Dual Use Research of Concern


Some manuscripts provide information that could be directly misapplied to pose a significant threat to public health, safety or security, agricultural crops and other plants, animals, or the environment. For such information to be published, the benefit to the research community, society, or to public health, must outweigh any risks. We reserve the right to take expert advice in cases where we believe that concerns may arise, and we may require a manuscript to undergo peer review specifically to assess the dual use risk. Where the risk of misuse outweighs any potential benefit, publication is declined; published content may be corrected, retracted or removed. 

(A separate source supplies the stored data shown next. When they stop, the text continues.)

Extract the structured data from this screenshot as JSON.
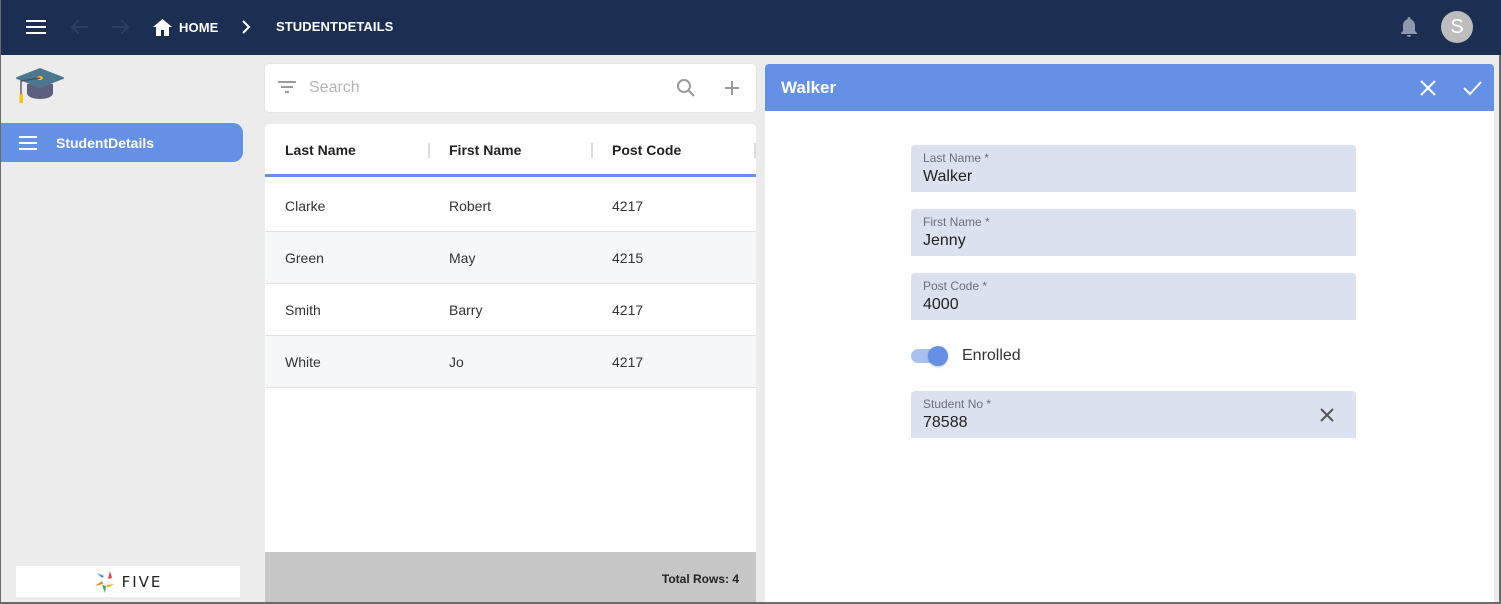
{
  "topbar": {
    "breadcrumb": [
      {
        "label": "HOME",
        "icon": "home-icon"
      },
      {
        "label": "STUDENTDETAILS"
      }
    ],
    "avatar_initial": "S",
    "icons": [
      "menu-icon",
      "arrow-back-icon",
      "arrow-forward-icon",
      "chevron-right-icon",
      "bell-icon"
    ]
  },
  "sidebar": {
    "logo": "graduation-cap-icon",
    "items": [
      {
        "label": "StudentDetails",
        "icon": "menu-icon",
        "active": true
      }
    ],
    "brand": "FIVE"
  },
  "search": {
    "placeholder": "Search",
    "value": ""
  },
  "table": {
    "columns": [
      "Last Name",
      "First Name",
      "Post Code"
    ],
    "rows": [
      [
        "Clarke",
        "Robert",
        "4217"
      ],
      [
        "Green",
        "May",
        "4215"
      ],
      [
        "Smith",
        "Barry",
        "4217"
      ],
      [
        "White",
        "Jo",
        "4217"
      ]
    ],
    "footer": "Total Rows: 4"
  },
  "form": {
    "title": "Walker",
    "fields": [
      {
        "label": "Last Name *",
        "value": "Walker"
      },
      {
        "label": "First Name *",
        "value": "Jenny"
      },
      {
        "label": "Post Code *",
        "value": "4000"
      },
      {
        "label": "Student No *",
        "value": "78588"
      }
    ],
    "toggle": {
      "label": "Enrolled",
      "checked": true
    }
  },
  "colors": {
    "topbar": "#1c2f52",
    "accent": "#6490e6",
    "field_bg": "#dce1f0",
    "footer_bg": "#c6c6c6"
  }
}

Researchers are expected to comply with their institutional and funder’s requirements, as well as any national regulations. They should be aware of dual-use concerns related to their work and take steps to minimize misuse of their research. Such concerns include, but are not limited to, biosecurity, nuclear and chemical threats. Where relevant regulations exist, authors should disclose whether their study is subject to consideration as dual use research of concern; if it is, the manuscript should report the authority granting approval and reference number for the regulatory approval. When the study reports material that can be harmful outside the laboratory context, the manuscript should describe appropriate containment (e.g. biosafety) procedures.

We recognize the widespread view that openness in science helps to alert society to potential threats and to defend against them, and we anticipate that only very rarely will the risks be perceived as outweighing the benefits of publishing a paper that has otherwise been deemed appropriate for publication.